Say the columns of $A$ are $A_1,\dots,A_n$.
If $B = (b_{ij}) = A^TA$, then:
$b_{ij} = \langle (A_i)^T,A_j\rangle$, and since these (the $A_k$) are orthonormal relative to our inner product, we have:
$b_{ij} = \delta_{ij}$ (the kronecker delta), which is $1$ when $i = j$, and $0$ otherwise, that is to say $B$ is the identity matrix.
So $A^TA = I$, from which we conclude $A^T = A^{-1}$ (If you insist on showing $A$ has a two-sided inverse, see below).
On the other hand, if $A^TA = I$, then (running our argument in reverse), we see the columns of $A$ (and thus the rows of $A^T$) form an orthonormal basis (they form a basis since $A$ is invertible).
By considering $AA^T = I$ in the same way, we see the columns of $A^T$, and thus the rows of $(A^T)^T = A$ also form an orthonormal basis.
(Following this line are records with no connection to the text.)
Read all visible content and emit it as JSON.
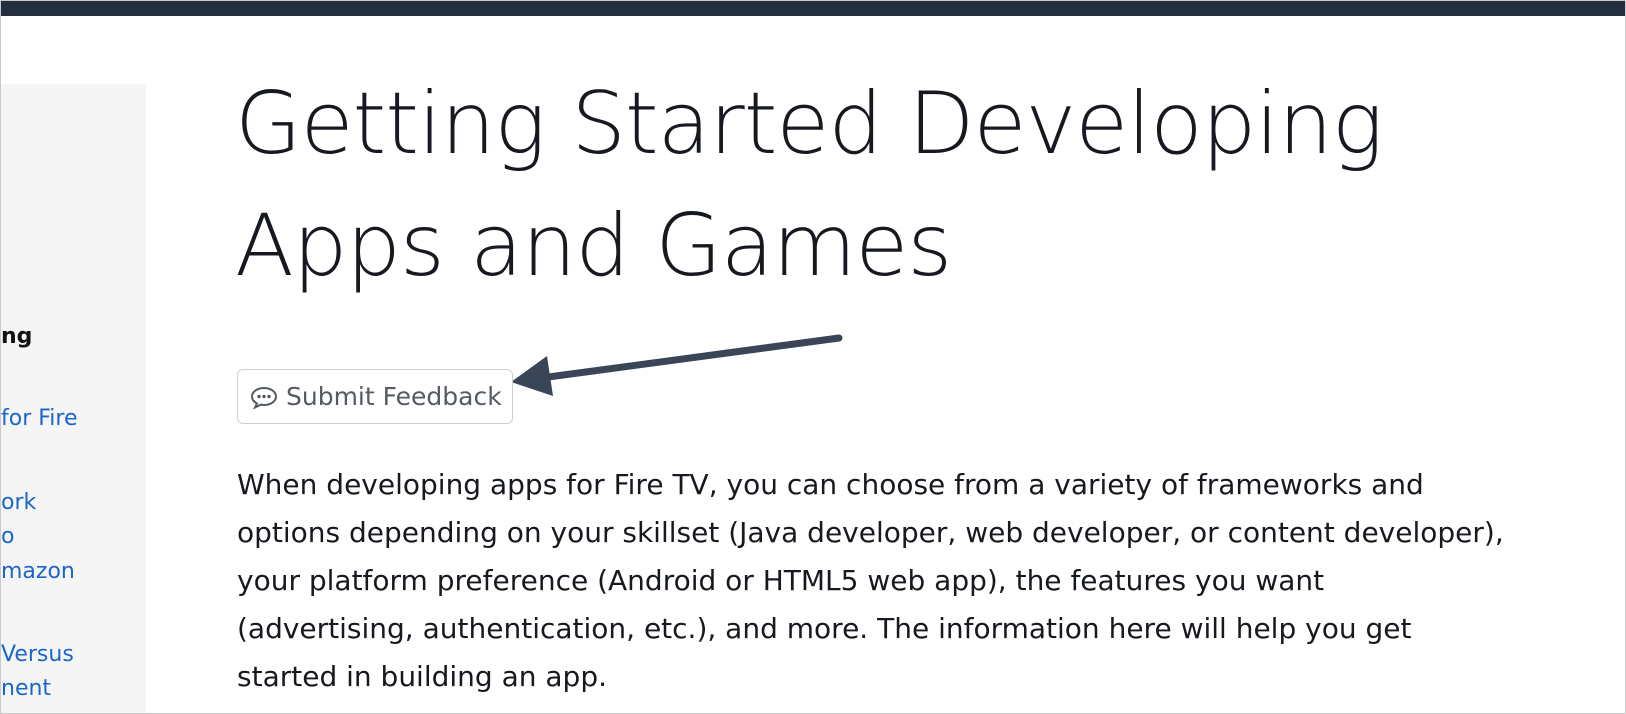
{
  "sidebar": {
    "items": [
      {
        "label": "ng",
        "kind": "heading"
      },
      {
        "label": "for Fire",
        "kind": "link"
      },
      {
        "label": "ork",
        "kind": "link"
      },
      {
        "label": "o",
        "kind": "link"
      },
      {
        "label": "mazon",
        "kind": "link"
      },
      {
        "label": "Versus",
        "kind": "link"
      },
      {
        "label": "nent",
        "kind": "link"
      }
    ]
  },
  "main": {
    "title_line1": "Getting Started Developing",
    "title_line2": "Apps and Games",
    "feedback_button": {
      "label": "Submit Feedback",
      "icon": "speech-bubble-icon"
    },
    "intro": "When developing apps for Fire TV, you can choose from a variety of frameworks and options depending on your skillset (Java developer, web developer, or content developer), your platform preference (Android or HTML5 web app), the features you want (advertising, authentication, etc.), and more. The information here will help you get started in building an app."
  },
  "colors": {
    "topbar": "#232f3e",
    "link": "#1a66c9",
    "sidebar_bg": "#f5f5f5",
    "annotation_arrow": "#3a4658"
  }
}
Writing matrix A = $\begin{bmatrix}
{v_1} & {v_2} ... & {v_n} \\
\end{bmatrix}$ as built from column vectors and making computation $A^TA$ (which we know is equal $I$) gives result:
$\begin{bmatrix}
{v_1}^T\\
{v_2}^T\\
... \\
{v_n}^T\\
\end{bmatrix}\begin{bmatrix}
{v_1} & {v_2} & ...& {v_n}\\
\end{bmatrix}=\begin{bmatrix}
{v_1}^T{v_1} & {v_1}^T{v_2} & ...& {v_1}^T{v_n}\\
{v_2}^T{v_1} & {v_2}^T{v_2}& ...&{v_2}^T{v_n}\\
... & .... & ... &.... \\
{v_n}^T{v_1}& {v_n}^T{v_2} & ... & {v_n}^T{v_n}\\
\end{bmatrix}$ =$\begin{bmatrix}
1 & 0 & ... &0\\
0 & 1 & ... &0\\
... & .... & ...&.... \\
0 & 0 & ...& 1\\
\end{bmatrix}$
what gives wanted interpretation.
Best Answer
An orthogonal matrix may be defined as a square matrix the columns of which forms an orthonormal basis. There is no thing as an "orthonormal" matrix.
The terminology is a little confusing, but it is well established.